LA TRANSNATIONALE (ou la Marseillaise affranchie) FORCE : Allons, enfants de la patrie,
Le jour de gloire est arrivé !
C’est assurance pour la vie
Qu’être ensemble tous élevés !
(bis) N’entendez-vous dans les campagnes ?
Partout c’est un même combat :
On a besoin de nouveaux bras
Pour en finir avec les bagnes !
Sans larmes, citoyens : retirons nos baillons !
Parlons, parlons, qu’un vent nouveau soit le seul aiguillon ! EGALITE : Qui voudrait encore être esclave ?
- Il n’est plus de pestiféré -
Un seul est mal et tout s’aggrave :
Tous par un seul sont concernés.
(bis) Hommes et femmes, du courage !
Qui du vieillard au nouveau-né,
Qui du riche au mal amarré,
Ne vaut qu’on ôte les barrages ?
Sans larmes, citoyens : retirons nos baillons !
Parlons, parlons, qu’un vent nouveau soit le seul aiguillon ! CONSCIENCE : Quoi ! Nous gardons en bandoulière
Les vieilles haines du passé ?
Quoi ! Nous restons à la barrière
Sans désirer la dépasser ?
(bis) Grand Dieu ! Par des mains enchaînées
Nos fronts sous le joug se ploieraient,
De vils despotes deviendraient,
Les moteurs de nos destinées !
Sans larmes, citoyens : retirons nos baillons !

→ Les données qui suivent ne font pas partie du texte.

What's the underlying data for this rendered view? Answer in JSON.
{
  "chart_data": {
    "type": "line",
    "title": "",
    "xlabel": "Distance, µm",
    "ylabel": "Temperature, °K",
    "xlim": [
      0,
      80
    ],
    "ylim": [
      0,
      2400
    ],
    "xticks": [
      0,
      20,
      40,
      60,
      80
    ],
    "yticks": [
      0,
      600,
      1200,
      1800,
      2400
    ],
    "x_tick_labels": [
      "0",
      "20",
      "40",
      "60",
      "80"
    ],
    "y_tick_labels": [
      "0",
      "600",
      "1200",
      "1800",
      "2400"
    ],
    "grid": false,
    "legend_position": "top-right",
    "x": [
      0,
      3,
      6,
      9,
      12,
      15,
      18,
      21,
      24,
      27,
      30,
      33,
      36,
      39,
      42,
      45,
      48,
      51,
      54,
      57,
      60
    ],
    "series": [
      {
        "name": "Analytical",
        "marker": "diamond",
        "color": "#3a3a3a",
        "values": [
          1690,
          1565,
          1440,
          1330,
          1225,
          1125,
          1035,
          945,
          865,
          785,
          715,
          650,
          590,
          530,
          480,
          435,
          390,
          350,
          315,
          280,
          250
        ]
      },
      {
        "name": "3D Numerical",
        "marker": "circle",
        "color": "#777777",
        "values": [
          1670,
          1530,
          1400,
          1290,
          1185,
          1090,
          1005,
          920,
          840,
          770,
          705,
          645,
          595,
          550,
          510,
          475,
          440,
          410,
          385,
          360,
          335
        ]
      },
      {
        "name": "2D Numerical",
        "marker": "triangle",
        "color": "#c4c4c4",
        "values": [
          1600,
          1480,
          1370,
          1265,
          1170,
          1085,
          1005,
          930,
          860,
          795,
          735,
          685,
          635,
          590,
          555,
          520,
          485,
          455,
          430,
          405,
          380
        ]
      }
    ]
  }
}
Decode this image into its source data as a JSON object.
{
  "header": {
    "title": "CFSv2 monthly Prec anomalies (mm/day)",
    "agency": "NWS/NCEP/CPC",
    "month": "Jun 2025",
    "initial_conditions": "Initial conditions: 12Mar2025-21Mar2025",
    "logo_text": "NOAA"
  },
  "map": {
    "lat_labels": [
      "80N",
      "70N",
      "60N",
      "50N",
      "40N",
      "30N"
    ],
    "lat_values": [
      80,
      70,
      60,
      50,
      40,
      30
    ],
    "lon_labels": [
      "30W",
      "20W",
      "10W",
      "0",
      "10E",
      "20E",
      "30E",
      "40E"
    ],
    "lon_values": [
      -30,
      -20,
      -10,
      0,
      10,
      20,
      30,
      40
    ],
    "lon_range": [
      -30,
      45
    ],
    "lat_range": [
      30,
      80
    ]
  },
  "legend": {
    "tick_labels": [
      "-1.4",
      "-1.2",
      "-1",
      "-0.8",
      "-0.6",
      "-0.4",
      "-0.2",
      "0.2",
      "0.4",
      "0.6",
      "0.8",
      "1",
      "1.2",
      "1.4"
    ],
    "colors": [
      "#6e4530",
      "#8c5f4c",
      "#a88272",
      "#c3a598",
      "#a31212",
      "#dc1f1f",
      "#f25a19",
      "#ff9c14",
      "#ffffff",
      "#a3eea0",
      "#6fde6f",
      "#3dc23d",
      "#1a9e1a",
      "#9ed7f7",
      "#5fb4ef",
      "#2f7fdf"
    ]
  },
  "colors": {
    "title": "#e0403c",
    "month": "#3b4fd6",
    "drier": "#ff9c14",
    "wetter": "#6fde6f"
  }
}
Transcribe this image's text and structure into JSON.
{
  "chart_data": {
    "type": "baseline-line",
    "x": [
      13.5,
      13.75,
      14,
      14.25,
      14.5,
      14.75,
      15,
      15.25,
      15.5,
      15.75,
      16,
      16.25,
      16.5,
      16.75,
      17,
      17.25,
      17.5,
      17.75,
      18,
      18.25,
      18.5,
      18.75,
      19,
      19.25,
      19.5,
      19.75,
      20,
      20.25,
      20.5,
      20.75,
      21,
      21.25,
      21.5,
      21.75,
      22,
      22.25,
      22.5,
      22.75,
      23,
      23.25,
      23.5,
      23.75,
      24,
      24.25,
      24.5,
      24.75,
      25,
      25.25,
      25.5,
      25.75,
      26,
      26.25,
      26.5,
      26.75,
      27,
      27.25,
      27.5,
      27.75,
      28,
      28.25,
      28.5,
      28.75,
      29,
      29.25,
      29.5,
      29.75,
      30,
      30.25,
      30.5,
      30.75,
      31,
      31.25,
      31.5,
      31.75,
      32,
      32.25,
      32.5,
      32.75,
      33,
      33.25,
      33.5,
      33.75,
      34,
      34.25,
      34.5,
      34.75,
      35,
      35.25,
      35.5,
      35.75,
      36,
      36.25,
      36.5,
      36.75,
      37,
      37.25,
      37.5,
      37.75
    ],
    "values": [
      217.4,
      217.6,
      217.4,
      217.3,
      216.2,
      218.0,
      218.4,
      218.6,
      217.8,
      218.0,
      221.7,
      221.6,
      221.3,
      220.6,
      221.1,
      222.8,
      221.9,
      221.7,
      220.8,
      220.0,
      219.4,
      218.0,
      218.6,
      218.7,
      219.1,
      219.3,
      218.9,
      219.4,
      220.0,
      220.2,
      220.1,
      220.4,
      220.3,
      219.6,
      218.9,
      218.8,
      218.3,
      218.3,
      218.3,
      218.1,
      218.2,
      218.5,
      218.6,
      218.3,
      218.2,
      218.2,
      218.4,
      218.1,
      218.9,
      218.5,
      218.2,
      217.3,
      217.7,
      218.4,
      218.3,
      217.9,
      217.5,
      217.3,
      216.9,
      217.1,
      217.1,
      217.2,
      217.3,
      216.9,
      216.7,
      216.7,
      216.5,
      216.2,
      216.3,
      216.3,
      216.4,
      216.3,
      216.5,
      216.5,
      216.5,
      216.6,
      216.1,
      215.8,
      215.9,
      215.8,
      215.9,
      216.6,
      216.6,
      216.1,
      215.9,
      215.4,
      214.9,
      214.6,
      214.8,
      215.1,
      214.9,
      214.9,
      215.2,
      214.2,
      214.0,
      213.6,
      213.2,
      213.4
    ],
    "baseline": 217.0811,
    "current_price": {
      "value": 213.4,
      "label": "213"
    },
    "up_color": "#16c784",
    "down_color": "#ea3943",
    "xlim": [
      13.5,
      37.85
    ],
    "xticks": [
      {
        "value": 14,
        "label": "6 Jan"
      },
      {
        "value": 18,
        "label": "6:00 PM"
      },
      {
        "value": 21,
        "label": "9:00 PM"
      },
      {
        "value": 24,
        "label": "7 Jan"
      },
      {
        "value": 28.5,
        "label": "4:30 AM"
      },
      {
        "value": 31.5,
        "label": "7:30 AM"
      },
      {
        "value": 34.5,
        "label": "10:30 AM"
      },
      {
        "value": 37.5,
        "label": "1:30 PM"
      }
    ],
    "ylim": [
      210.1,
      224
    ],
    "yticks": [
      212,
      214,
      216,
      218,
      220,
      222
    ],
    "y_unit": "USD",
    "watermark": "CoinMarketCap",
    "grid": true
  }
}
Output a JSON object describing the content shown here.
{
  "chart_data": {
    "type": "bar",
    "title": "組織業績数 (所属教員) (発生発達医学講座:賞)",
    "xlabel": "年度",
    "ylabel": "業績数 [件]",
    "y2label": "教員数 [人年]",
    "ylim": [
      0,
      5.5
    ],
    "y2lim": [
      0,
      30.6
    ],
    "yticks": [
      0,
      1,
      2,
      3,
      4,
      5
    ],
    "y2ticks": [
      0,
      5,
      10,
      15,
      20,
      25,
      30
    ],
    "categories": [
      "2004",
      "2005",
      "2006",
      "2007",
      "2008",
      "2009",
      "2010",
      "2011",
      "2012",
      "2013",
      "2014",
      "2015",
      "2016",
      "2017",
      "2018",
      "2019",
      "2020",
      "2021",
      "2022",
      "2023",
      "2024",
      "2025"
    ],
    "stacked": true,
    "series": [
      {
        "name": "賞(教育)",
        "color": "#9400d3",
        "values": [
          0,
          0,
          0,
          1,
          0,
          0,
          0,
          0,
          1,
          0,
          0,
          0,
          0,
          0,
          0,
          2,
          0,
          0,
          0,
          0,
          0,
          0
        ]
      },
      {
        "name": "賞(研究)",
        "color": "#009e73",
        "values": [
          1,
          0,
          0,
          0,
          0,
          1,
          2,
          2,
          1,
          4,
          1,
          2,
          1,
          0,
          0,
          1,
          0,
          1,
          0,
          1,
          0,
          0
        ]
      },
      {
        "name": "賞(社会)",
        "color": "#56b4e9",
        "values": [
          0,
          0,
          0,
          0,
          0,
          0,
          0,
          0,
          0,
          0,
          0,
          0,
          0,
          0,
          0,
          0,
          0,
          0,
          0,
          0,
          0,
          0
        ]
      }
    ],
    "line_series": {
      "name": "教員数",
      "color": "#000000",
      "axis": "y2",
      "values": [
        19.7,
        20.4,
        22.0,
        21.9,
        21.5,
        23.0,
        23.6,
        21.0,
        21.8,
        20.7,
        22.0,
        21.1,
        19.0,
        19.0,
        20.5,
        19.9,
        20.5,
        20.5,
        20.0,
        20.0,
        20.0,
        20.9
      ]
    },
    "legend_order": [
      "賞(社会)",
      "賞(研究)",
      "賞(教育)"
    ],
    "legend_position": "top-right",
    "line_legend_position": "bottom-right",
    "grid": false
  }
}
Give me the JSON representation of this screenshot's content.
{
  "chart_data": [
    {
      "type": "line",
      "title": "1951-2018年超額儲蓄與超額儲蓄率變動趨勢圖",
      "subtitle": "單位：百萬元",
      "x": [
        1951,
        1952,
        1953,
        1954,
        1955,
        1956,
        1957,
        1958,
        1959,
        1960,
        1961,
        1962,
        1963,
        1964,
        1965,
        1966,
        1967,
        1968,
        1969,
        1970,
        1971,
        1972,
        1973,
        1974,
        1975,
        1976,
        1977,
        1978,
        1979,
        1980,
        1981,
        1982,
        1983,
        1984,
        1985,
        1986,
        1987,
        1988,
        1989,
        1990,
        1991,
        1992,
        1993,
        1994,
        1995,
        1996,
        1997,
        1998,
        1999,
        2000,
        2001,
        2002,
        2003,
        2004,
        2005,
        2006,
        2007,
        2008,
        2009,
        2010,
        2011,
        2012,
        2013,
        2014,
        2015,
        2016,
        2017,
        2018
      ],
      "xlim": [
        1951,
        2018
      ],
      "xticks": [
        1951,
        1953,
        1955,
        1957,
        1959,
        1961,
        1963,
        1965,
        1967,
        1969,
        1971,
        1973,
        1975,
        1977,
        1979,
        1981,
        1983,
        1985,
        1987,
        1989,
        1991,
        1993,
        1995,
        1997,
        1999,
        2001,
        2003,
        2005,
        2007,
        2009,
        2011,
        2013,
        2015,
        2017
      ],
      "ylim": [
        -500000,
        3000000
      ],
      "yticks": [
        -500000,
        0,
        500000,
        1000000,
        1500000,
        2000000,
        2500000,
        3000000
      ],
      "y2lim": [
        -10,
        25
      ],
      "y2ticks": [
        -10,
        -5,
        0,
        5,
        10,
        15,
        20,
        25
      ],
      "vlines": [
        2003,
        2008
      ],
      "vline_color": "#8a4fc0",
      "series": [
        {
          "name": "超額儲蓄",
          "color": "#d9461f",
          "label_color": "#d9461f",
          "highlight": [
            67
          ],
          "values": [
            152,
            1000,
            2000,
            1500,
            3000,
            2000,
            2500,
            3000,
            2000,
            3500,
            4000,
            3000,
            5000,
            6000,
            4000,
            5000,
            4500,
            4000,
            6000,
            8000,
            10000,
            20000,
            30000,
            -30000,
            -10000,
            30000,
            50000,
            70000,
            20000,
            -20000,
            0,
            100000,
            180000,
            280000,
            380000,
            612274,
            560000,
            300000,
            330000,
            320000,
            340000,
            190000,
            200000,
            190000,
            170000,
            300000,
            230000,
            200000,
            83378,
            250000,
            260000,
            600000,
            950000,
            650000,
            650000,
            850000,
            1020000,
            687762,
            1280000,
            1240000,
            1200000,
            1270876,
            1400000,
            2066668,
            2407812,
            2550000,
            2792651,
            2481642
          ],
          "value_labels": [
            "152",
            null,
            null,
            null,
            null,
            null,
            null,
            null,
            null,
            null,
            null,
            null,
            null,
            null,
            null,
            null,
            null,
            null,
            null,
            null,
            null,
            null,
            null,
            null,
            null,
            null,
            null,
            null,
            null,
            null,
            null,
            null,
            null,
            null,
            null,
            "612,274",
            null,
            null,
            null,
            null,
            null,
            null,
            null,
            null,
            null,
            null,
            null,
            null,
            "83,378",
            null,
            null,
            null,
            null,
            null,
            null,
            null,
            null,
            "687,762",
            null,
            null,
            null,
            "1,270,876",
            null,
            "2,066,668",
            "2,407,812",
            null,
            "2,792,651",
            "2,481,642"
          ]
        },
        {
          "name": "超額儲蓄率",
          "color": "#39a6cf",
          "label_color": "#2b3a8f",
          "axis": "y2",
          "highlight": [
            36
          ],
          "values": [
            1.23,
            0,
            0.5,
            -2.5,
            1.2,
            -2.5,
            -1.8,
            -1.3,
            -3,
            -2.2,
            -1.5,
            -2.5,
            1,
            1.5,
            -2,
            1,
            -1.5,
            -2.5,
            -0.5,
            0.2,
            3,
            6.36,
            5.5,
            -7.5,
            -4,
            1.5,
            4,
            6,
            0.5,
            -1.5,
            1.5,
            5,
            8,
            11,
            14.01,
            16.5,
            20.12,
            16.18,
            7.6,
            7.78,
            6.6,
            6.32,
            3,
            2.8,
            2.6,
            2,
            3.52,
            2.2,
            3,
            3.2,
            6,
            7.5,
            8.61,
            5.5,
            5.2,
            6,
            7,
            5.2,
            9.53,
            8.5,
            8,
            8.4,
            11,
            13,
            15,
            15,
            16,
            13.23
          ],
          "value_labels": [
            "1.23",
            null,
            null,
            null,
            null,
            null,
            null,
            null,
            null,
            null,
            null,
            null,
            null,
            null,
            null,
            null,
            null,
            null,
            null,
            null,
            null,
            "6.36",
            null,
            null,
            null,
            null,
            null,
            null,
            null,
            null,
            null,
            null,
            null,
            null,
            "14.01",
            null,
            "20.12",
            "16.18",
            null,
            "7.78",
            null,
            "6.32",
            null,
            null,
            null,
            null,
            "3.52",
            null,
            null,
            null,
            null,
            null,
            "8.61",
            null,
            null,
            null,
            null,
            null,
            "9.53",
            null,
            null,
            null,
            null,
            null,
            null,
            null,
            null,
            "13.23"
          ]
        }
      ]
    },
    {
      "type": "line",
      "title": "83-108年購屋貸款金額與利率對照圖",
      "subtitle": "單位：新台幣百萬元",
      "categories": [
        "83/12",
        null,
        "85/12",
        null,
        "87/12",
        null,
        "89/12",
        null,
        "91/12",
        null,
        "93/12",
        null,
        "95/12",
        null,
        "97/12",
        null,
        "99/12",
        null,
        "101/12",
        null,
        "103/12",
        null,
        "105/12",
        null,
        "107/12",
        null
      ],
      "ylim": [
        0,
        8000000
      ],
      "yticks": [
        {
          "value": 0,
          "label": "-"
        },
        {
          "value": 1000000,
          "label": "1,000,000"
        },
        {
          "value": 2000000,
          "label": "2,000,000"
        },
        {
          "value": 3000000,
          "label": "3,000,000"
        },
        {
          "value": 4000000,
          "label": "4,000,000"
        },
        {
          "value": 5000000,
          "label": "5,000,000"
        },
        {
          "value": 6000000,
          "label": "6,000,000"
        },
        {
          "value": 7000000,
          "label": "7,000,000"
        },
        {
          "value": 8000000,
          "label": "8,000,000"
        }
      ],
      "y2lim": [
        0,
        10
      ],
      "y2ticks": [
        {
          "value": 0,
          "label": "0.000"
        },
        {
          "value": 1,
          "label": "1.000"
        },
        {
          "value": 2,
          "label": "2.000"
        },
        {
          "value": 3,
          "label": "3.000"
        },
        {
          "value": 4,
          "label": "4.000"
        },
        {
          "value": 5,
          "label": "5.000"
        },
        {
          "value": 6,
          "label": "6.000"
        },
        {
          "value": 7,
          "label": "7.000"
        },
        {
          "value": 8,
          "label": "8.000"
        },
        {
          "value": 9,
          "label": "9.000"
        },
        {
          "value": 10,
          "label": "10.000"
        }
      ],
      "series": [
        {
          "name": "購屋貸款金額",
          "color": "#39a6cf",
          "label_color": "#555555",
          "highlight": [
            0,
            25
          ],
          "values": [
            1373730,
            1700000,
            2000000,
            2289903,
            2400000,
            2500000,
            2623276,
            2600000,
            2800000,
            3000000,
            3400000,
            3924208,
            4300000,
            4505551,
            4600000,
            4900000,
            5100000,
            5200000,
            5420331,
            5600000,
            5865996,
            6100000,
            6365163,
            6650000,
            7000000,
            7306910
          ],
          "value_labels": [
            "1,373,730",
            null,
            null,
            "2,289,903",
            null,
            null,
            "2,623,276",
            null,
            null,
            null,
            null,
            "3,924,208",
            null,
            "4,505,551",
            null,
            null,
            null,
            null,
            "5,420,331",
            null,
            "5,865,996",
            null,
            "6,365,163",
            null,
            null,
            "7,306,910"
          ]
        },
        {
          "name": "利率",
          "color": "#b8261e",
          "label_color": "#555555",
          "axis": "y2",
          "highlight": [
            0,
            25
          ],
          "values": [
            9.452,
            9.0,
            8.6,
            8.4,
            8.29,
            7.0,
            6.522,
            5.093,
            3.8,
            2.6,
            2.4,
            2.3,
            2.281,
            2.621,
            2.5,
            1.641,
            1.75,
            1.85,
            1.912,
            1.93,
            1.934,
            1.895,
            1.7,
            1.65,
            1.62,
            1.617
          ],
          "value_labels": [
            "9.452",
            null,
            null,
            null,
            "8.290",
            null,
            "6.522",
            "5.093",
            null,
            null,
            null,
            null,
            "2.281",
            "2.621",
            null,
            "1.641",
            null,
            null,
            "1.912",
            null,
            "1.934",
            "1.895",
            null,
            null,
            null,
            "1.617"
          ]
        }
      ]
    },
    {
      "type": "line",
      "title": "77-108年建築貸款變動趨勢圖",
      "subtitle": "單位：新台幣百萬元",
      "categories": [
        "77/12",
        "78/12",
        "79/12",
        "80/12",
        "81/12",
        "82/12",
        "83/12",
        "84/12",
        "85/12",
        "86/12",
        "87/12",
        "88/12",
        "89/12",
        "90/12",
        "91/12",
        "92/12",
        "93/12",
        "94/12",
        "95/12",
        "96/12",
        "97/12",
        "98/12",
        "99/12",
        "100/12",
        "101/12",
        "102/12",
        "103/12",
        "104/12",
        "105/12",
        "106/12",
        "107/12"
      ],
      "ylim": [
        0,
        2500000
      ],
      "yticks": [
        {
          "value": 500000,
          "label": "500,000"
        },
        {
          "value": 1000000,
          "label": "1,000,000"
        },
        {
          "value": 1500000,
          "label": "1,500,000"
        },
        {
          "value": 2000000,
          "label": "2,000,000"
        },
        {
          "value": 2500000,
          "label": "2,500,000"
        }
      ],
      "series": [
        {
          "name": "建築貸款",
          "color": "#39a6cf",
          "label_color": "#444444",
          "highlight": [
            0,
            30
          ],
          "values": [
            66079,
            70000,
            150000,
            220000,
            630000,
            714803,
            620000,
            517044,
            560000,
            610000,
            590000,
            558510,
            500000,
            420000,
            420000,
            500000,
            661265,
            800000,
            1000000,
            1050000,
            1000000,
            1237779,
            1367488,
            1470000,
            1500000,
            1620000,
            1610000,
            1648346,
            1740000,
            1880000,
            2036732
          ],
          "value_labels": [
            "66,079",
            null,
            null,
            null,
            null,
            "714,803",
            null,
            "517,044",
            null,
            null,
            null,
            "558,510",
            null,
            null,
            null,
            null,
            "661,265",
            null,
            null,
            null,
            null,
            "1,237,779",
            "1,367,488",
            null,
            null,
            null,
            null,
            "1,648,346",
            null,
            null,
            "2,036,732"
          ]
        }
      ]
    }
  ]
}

Parlons, parlons, qu’un vent nouveau soit le seul aiguillon ! RENDEZ-VOUS : Sachez, tyrans, et vous, perfides,
Que votre règne est bien fini !
D’abord en nous tous les séides
Sont démasqués puis sont bannis !
(bis) Chaque guerrier put vous combattre
- Les ombres sont de vieux zéros,
Il n’est plus besoin de bourreaux -,
De tout conflit, il faut débattre !
Sans larmes, citoyens : retirons nos baillons !
Parlons, parlons, qu’un vent nouveau soit le seul aiguillon ! FRATERNITE : Amis, en guerriers magnanimes,
Portez et retenez vos coups ;
Epargnez ces tristes victimes
A regret s’armant contre nous !
(bis) Tout un chacun, à l’ordinaire,
S’il est pourri par la pitié,
Gagne à connaître l’amitié
Où le cœur n’est plus éphémère…
Sans larmes, citoyens : retirons nos baillons !
Parlons, parlons, qu’un vent nouveau soit le seul aiguillon ! LIBERTE : L’amour total est féerie
Que voulons voir en tous les cœurs.
Liberté ! Liberté chérie,
Viens donc loger en ce bonheur.
(bis) Dans nos foyers, que ta victoire
Soit naturelle à nos enfants !
Leur sourire est un heureux chant :
Le chant d’un nouveau territoire…
Sans larmes, citoyens : retirons nos baillons !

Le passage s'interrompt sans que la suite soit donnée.